Onboarding SLA. First customer contact within 2 US business days of buyer inquiry / private-offer acceptance. Kickoff within 2–3 weeks of SOW; 5–10 business days when enforcement-driven.
Escalation. (1) Engagement Lead (named in SOW) → (2) Practice Director (info@kriv.ai ) → (3) CEO Abhinav Dangri (info@kriv.ai ).
Communication. Dedicated Microsoft Teams channel; weekly 60-min video checkpoint; Friday written status. Customer SMEs 4–6 hrs/week (Head of Platform Engineering, CISO, Head of AI Platform, Identity & Access Engineering, Cloud Engineering, Head of Developer Productivity).

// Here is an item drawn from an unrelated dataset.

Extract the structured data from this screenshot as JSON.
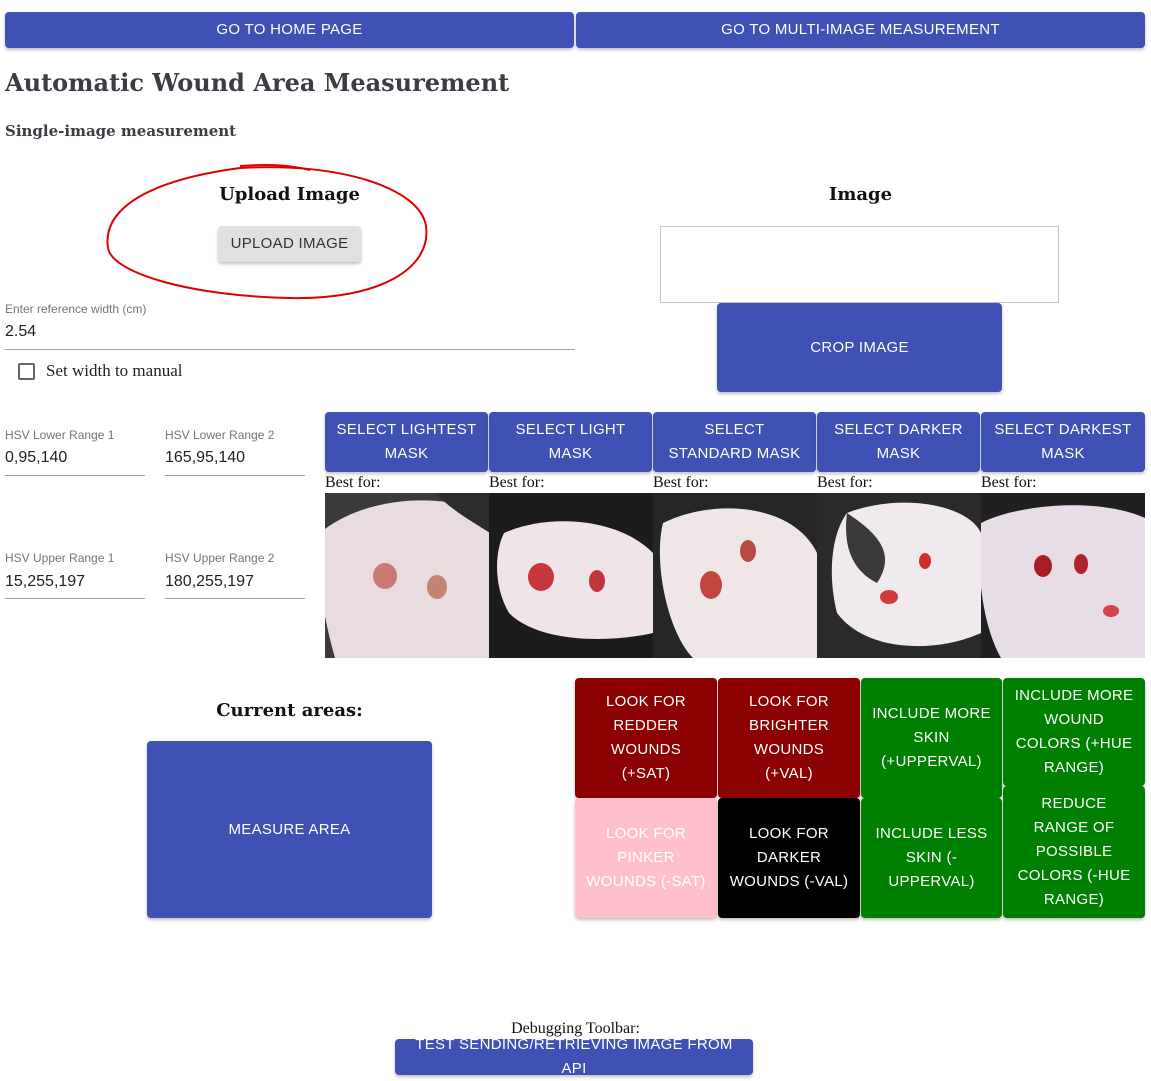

Handoff. Word/Excel/PDF in customer secure share; reference architecture as .drawio + PNG; MCP server + Registry as Git repo (CloudFormation / CDK / Terraform); IAM + RBAC/ABAC matrix as JSON + Excel; SOC 2 + ISO 27001:2022 + HIPAA evidence mapping as Excel indexed to control IDs.
Out of scope. Kriv is a partner, not an Anthropic-authorized reseller. Does NOT develop Customer MCP tools or business-logic applications, infrastructure + governance only. Does NOT operate Customer MCP servers post-deployment (unless Managed Service retainer). Issues no SOC 2 / ISO / HIPAA / HITRUST certifications. No legal / regulatory / compliance advice. No prompt-injection prevention guarantee. No MCP specification stability guarantee.
AWS + Anthropic-side billing. AWS infrastructure + Anthropic API + Bedrock Claude consumption billed separately.
Holiday coverage. Closed on US federal holidays.